Use shared memory & exit code to send error message back to parent.

matu3ba commented 1 year ago

recover from illegal behavior

Recovery of errors (as to not run into failures) requires to specify what safe and well-defined states are. How should Zig know this? Once you can specify them: Why can you not code them?

Asking more specific: What is the recoverable state classes + execution context classes that Zig should support?

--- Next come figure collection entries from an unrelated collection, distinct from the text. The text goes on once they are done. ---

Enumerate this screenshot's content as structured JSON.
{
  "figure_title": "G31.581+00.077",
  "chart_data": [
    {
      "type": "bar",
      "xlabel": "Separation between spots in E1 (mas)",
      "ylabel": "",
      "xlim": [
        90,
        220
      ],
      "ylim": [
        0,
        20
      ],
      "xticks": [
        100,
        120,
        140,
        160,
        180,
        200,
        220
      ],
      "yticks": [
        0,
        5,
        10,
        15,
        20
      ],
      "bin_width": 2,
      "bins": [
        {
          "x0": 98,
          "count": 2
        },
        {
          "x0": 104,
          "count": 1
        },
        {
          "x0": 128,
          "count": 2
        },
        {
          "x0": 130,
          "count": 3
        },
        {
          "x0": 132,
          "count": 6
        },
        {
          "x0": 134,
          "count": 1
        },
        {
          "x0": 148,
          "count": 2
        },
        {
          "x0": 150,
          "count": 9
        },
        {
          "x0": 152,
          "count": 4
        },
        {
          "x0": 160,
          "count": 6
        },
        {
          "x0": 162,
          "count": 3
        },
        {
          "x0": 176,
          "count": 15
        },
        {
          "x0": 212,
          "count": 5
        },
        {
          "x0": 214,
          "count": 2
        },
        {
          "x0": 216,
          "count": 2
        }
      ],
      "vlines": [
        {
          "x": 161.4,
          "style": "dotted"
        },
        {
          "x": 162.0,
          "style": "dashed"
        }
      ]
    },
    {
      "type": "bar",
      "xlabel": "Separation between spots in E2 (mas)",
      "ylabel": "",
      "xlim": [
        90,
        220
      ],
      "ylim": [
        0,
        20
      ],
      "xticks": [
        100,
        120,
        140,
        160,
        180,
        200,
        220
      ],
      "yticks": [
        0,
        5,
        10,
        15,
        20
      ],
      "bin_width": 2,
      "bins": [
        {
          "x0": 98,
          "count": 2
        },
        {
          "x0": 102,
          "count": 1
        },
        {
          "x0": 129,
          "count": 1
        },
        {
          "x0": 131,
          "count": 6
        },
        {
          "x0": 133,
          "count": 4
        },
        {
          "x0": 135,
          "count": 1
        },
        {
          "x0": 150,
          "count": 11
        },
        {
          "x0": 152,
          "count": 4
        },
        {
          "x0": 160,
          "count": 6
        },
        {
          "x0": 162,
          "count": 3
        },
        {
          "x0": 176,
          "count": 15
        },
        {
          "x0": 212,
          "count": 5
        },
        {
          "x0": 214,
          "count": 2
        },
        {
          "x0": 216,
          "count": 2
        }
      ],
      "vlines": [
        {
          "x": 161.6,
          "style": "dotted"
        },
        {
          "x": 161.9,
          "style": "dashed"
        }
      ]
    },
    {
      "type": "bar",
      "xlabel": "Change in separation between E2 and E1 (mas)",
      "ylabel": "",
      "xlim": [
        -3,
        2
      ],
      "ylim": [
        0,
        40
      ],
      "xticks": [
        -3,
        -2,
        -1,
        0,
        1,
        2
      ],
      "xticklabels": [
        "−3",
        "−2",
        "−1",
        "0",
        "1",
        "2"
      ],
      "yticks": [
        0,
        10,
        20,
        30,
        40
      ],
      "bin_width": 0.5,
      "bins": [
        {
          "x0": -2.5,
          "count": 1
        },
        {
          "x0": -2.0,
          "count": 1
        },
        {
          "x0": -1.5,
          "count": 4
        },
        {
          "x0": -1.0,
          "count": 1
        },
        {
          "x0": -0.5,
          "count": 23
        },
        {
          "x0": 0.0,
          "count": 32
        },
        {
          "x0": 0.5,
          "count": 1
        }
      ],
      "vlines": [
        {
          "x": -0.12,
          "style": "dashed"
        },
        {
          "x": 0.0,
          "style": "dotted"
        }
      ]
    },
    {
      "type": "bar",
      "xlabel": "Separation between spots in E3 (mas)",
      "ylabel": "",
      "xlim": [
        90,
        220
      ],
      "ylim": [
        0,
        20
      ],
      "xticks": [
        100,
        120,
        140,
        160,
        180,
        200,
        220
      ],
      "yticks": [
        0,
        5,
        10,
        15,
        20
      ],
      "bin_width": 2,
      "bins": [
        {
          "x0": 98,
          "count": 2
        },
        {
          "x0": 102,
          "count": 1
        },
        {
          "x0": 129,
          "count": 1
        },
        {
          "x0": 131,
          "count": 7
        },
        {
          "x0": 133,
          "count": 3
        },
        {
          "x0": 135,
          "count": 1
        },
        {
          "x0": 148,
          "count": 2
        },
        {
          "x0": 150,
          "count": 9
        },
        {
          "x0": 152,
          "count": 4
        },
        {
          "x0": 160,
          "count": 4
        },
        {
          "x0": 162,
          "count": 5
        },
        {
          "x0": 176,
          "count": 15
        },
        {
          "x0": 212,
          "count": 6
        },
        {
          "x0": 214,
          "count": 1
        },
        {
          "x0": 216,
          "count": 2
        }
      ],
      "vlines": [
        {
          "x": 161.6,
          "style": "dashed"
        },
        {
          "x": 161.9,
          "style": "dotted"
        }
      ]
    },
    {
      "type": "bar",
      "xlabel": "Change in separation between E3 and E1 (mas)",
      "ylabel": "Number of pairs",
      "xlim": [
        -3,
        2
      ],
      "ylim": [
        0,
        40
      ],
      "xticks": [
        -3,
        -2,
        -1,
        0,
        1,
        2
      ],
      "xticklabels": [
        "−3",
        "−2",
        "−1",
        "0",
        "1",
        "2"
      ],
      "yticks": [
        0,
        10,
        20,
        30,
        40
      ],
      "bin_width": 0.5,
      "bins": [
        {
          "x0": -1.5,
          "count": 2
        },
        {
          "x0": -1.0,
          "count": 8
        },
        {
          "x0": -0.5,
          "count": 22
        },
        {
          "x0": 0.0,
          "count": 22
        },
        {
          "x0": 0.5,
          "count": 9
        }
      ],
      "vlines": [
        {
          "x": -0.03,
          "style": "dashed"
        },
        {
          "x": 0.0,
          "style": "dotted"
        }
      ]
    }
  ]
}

It seems zig will panic at runtime when something like division by zero occurs, and it's not recoverable.

The purpose of optimization compilers and languages defining them is to provide optimal machine code for the supported performance use cases and requires to "explicitly write" possible code semantics. Zig has performance defaults for math stuff, which includes a / b trapping the CPU and crashing your program in safe modes.

As I understand you, you ask to enable the caller to change source code semantics, like what macros or operator overloading are used in C/C++ etc (typically to workaround bugs of called code (ie not intended for the use case). Is that correct?